Commissioner O’Malia and Professor Pirrong consistently do what we aim to do with derivatiViews: ask the hard questions about the changes that are being put in place for the derivatives business.
When considering the pros and cons of any proposed rule before the Commission, Commissioner O’Malia brings a consistent framework to his analysis: What are the costs of the rule? What are its benefits? What will the effects of the rule be on the availability, liquidity and costs of these important risk management tools? And a favorite topic for him: does the CFTC have the resources, particularly technology, to carry out its mandate effectively? All excellent questions.
Even when a rule is final, Commissioner O’Malia continues to apply these benchmarks to his work. For example, the CFTC recently issued a final rule on the criteria for mandating clearing, which will be intertwined with the mandate for execution on swap execution facilities ( SEFs). He reached out to ISDA and others in the industry for input on a host of issues arising out of the rule. We provided that input to him last week.

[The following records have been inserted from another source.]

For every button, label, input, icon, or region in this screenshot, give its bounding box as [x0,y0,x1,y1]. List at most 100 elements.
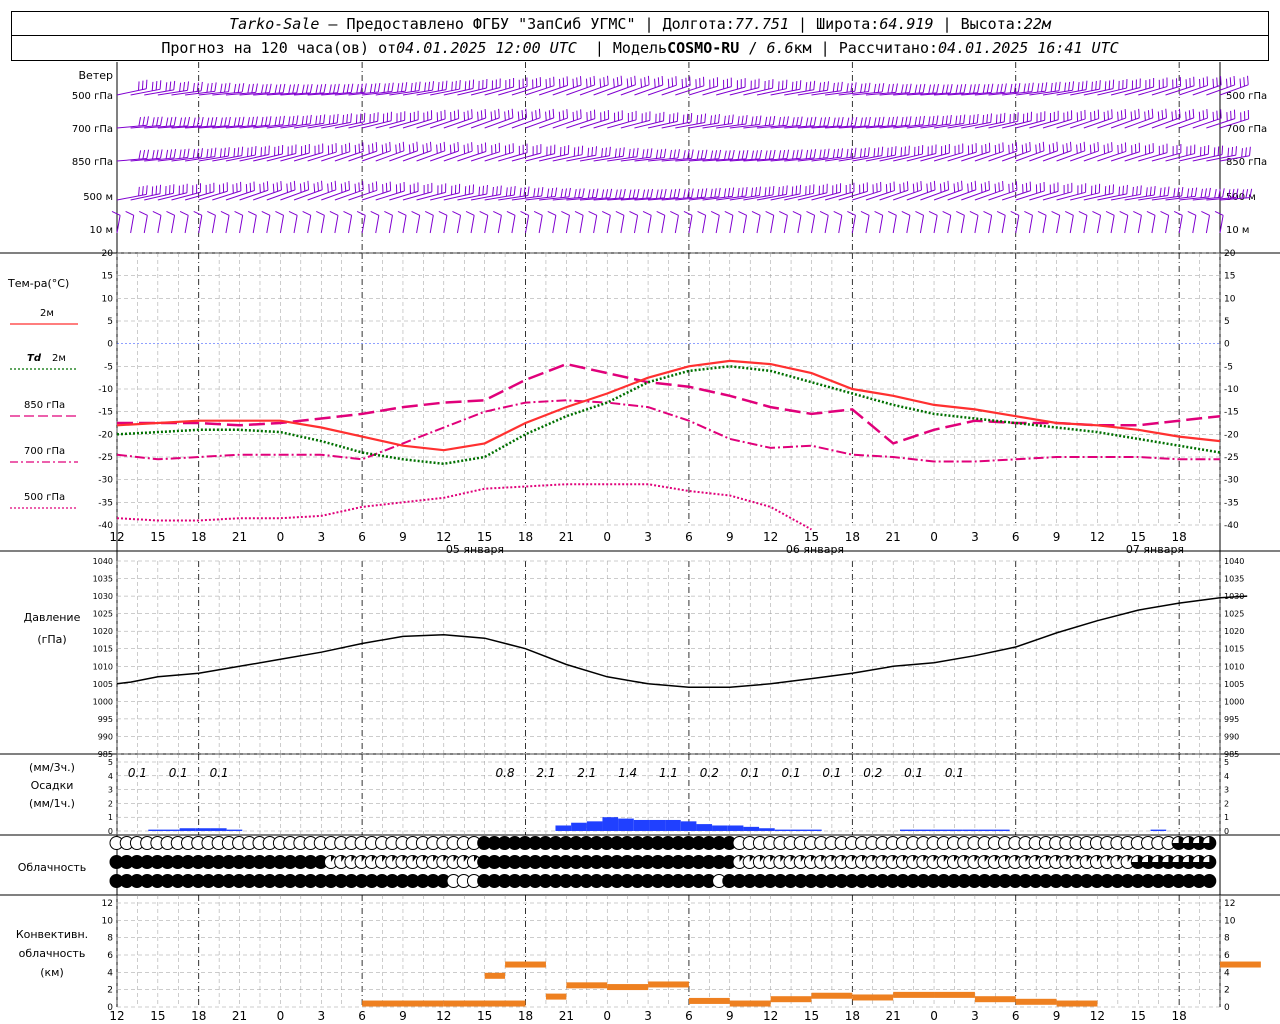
wind-barb-feather [214,116,218,126]
wind-barb-shaft [1015,150,1045,162]
wind-barb-shaft [1110,215,1115,234]
conv-ytick-right: 6 [1224,951,1230,961]
wind-barb-shaft [402,150,432,162]
wind-barb-feather [799,80,802,90]
wind-barb-feather [805,149,809,159]
wind-barb-feather [1015,181,1018,191]
precip-bar [712,825,728,831]
wind-barb-feather [282,115,285,125]
wind-barb-feather [850,148,853,158]
wind-barb-shaft [1165,215,1170,234]
x-tick-label: 9 [399,530,407,544]
wind-barb-feather [233,148,236,158]
wind-barb-shaft [1151,215,1156,234]
conv-bar [852,994,894,1001]
wind-barb-feather [700,149,704,160]
wind-barb-shaft [130,88,161,96]
wind-barb-feather [250,146,253,156]
x-tick-label-bottom: 15 [1131,1009,1146,1023]
wind-barb-shaft [552,117,582,129]
wind-barb-shaft [484,117,514,129]
wind-barb-feather [275,210,284,216]
wind-barb-feather [228,82,231,92]
precip-bar [571,822,587,831]
wind-barb-feather [139,210,148,216]
wind-barb-shaft [1096,215,1102,234]
wind-barb-feather [471,109,473,119]
wind-barb-feather [513,186,516,196]
wind-barb-feather [939,183,942,193]
wind-barb-feather [1153,185,1156,196]
wind-barb-feather [1058,81,1061,91]
wind-barb-feather [377,82,381,93]
wind-barb-feather [1231,146,1234,156]
wind-barb-feather [1130,111,1133,121]
wind-barb-shaft [1151,152,1181,162]
wind-barb-shaft [1097,150,1127,162]
x-tick-label: 3 [644,530,652,544]
wind-barb-feather [142,149,146,159]
wind-barb-feather [710,150,714,160]
conv-bar [1056,1000,1098,1007]
wind-barb-feather [873,148,876,158]
wind-barb-shaft [620,119,650,129]
wind-barb-feather [836,117,840,127]
wind-barb-feather [227,147,230,157]
x-tick-label-bottom: 0 [930,1009,938,1023]
wind-barb-feather [241,146,244,156]
wind-barb-feather [759,149,762,159]
wind-barb-feather [480,110,483,120]
wind-barb-feather [498,108,500,118]
wind-barb-feather [278,116,281,126]
x-tick-label-bottom: 15 [804,1009,819,1023]
wind-barb-feather [531,111,534,121]
wind-barb-feather [255,83,258,93]
wind-barb-feather [956,210,965,216]
wind-barb-feather [1021,144,1024,154]
wind-barb-feather [1239,78,1242,88]
wind-barb-feather [389,141,391,151]
wind-barb-feather [463,111,466,121]
wind-barb-feather [1147,110,1150,120]
wind-barb-shaft [525,153,555,162]
wind-barb-feather [1140,185,1142,195]
conv-bar [729,1000,771,1007]
wind-barb-shaft [852,190,882,201]
wind-barb-shaft [321,189,350,201]
x-tick-label: 18 [845,530,860,544]
wind-barb-feather [329,84,332,94]
wind-barb-feather [731,114,734,124]
wind-barb-feather [307,180,310,190]
conv-ytick: 4 [107,968,113,978]
wind-barb-shaft [906,189,936,201]
wind-barb-feather [731,149,735,159]
pressure-ytick: 1000 [93,697,113,706]
wind-level-label: 500 гПа [72,91,113,102]
wind-barb-feather [918,116,921,126]
wind-barb-shaft [430,192,460,201]
wind-level-label: 700 гПа [72,124,113,135]
wind-barb-feather [436,144,438,154]
wind-barb-feather [1083,141,1086,151]
wind-barb-shaft [1001,215,1006,234]
wind-barb-feather [187,116,191,126]
wind-barb-feather [805,82,808,92]
wind-barb-feather [560,188,563,198]
conv-ytick-right: 2 [1224,986,1230,996]
wind-barb-feather [1243,77,1245,87]
wind-barb-feather [928,84,932,94]
wind-barb-feather [523,187,526,197]
x-tick-label: 6 [358,530,366,544]
wind-barb-shaft [1178,84,1208,96]
wind-barb-shaft [770,88,801,96]
wind-barb-feather [723,150,727,160]
wind-barb-feather [942,210,951,216]
wind-barb-feather [264,116,268,126]
series-pressure [116,595,1248,689]
wind-barb-feather [337,83,340,93]
wind-barb-feather [301,84,305,94]
wind-barb-shaft [225,190,255,201]
wind-barb-feather [1151,108,1154,118]
precip-bar [633,819,650,831]
precip-unit1: (мм/1ч.) [29,797,75,810]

Through his blog, Streetwise Professor, Professor Pirrong has regularly asked serious questions about the course of regulatory reform, particularly in the US but also globally. His study published earlier this year, The Economics of Central Clearing: Theory and Practice, has been downloaded thousands of times from the ISDA website, quickly establishing itself as the go-to guide for what clearing can and cannot do. The issues raised in that study will provide the framework for his panel discussions this week and next.
When it comes to Dodd-Frank the clearing mandate is not the law’s most problematic provision, according to Professor Pirrong. He reserves that position for the SEF mandate, although his description is, shall we say, a bit stronger. It so happens that we are also looking into the costs and benefits of mandating that whole categories of OTC derivatives be executed in one way. We plan to produce that analysis shortly and will no doubt highlight our conclusions in a future derivatiViews. We support the greater use of electronic execution, but believe that an execution mandate only works to inhibit customer choice. Unfortunately, the latest reports from Europe indicate that policymakers there are still considering a similar mandate.
We look forward to Commissioner O’Malia, his fellow Commissioners and Professor Pirrong continuing to ask the hard questions, and we hope that our efforts in derivatiViews will also add to the debate.